Committee of Supply - Taskforce on PwD Lifespan Assurance

Ms Denise Phua Lay Peng (Jalan Besar): Mr Chairman, I thank the Government for appointing the Taskforce on Assurance for Families with Persons with Disabilities (PwDs), chaired by Minister of State Goh Pei Ming.

This task force is timely. Singapore already has a strong national roadmap in the Enabling Masterplan 2030. But there are pressing key concerns of families, particularly about adult life after school. The task force cannot give assurance to these families without addressing these key concerns. 

Let me focus on four persistent gaps that the task force should address decisively.

One, on funding reform. Mr Chairman, disability spending today is front-loaded towards childhood while adult services operate under very tight margins even though adulthood can last 60 years or more. We therefore need funding reforms based on a lifespan approach.

One way forward is a two-tier structure. Let us start with the obvious Day Activity Centres (DAC) and residential home models for adults with moderate to high support needs.

First, provide a universal base funding component for every client served by a DAC or residential home. This base amount should be calculated using a realistic norm cost of care, reflecting staffing ratios, programme costs and operational realities. Second, on top of this base, apply a means-tested subsidies to ensure affordability for families who need them. 

Service providers, such as the social service agencies, are not naive. If every additional client requires more fundraising, the system becomes unsustainable. Eventually, service providers will withdraw and the Government may have to operate these services directly, which could cost even more.

Funding reform must therefore align care complexity, workforce reality and sustainability.

Gap two, disability employment resilience in an AI economy. Sir, many traditional entry-level roles for persons with disabilities in both blue- and white-collared jobs, such as packing, sorting, basic administrative work and even coding, are replaced by AI-driven automation. If we do nothing, then inclusive hire gains that have been made in our last decade will reverse.
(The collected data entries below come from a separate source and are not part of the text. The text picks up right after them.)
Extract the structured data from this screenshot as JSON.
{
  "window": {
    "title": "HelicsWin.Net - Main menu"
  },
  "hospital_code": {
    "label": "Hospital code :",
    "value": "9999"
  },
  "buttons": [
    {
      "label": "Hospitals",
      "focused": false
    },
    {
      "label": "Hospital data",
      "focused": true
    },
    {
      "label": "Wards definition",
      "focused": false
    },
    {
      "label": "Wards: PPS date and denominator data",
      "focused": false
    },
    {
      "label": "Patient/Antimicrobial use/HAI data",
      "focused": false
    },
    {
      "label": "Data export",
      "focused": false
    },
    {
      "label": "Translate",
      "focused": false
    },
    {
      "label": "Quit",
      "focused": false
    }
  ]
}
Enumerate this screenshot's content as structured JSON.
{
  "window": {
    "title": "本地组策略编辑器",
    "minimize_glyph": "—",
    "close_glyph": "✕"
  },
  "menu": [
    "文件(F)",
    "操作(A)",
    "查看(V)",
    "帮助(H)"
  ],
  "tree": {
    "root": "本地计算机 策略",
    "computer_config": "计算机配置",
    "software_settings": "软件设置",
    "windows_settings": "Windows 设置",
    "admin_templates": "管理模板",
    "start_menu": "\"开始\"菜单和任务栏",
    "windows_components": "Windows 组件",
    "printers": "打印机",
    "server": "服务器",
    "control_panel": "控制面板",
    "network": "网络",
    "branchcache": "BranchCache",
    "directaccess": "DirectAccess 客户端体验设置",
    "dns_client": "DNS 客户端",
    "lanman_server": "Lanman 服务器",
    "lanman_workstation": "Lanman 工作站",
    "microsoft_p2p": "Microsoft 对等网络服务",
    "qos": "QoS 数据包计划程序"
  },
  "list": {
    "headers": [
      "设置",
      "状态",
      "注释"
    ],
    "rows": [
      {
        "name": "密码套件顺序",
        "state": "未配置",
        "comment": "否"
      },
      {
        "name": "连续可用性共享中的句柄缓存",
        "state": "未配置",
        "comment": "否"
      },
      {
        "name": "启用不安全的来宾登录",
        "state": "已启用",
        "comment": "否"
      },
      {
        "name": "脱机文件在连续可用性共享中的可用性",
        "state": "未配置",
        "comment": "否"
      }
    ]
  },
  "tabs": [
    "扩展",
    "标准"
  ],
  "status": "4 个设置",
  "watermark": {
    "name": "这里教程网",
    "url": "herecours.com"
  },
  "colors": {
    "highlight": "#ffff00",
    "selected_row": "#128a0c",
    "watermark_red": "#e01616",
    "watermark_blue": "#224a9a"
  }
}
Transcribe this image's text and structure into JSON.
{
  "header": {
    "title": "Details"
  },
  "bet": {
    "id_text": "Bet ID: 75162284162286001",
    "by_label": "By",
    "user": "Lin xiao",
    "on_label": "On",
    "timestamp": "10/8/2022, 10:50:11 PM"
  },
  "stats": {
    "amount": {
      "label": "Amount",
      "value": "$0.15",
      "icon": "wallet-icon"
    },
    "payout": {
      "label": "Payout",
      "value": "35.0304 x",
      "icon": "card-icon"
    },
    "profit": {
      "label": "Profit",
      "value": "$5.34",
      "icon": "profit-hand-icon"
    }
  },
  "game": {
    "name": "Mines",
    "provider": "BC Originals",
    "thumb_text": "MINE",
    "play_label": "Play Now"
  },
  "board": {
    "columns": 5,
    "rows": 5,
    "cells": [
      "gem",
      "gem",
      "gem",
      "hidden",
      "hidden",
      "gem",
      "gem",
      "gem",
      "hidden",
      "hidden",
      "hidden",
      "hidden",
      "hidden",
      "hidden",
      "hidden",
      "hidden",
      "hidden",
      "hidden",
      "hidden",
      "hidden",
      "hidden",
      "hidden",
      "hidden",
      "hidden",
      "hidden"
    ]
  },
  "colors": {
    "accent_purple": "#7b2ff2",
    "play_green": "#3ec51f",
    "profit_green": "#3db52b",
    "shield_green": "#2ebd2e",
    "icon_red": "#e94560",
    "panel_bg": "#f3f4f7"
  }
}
We must therefore shift from protecting old jobs to designing new work.

The task force should consider a national disability job redesign fund to support the identification of jobs at risk, surface new jobs in the new economy, redesign workflows to allow PwDs who can contribute and strengthen job-coach capability. Failure to do so intentionally and effectively risks reversing the years of good work that SG Enable, disability partners and inclusive employers had already put in.

Gap three, life planning and post-parental assurance. The most common question families ask is this – what happens when parents lose capacity or die? We therefore should institutionalise life planning and continuity protocols and encourage families to be part of the solution instead of worrying. Planning should be supported, subsidised and normalised. When death or incapacity occurs, the system must respond with speed, coordination and stability. 

For families with higher needs, introduce a family life navigator model, similar to the family coach approach in ComLink+.

Just as ComLink+ supports vulnerable families with a dedicated guide across life transitions, a life navigator could help disability families plan school-to-work transitions, housing options, caregiver ageing and long-term care arrangements.

A resilient system empowers and supports families to act early instead of relying solely on the Government.

Lastly, on a thoughtful convergence with mainstream elderly services. Sir, as Singapore ages, disability and ageing will increasingly overlap. The line between disability services and elder care services will blur. Many adults with disabilities face similar challenges as seniors in varying degrees, but at a younger age. 

Singapore has built strong community infrastructure for ageing – Active Ageing Centres, Community Care Apartments, home- and community-based care services, even Silver Generation Ambassadors and Healthier SG. If we design a support architecture that connects disability and ageing systems more intelligently and thoughtfully, we reduce duplication, improve outreach and enhance social compact. This is the assurance that families are asking for and the post-school cliff we must level.

Sir, let us be visionary and bold. I wish the task force all its very best.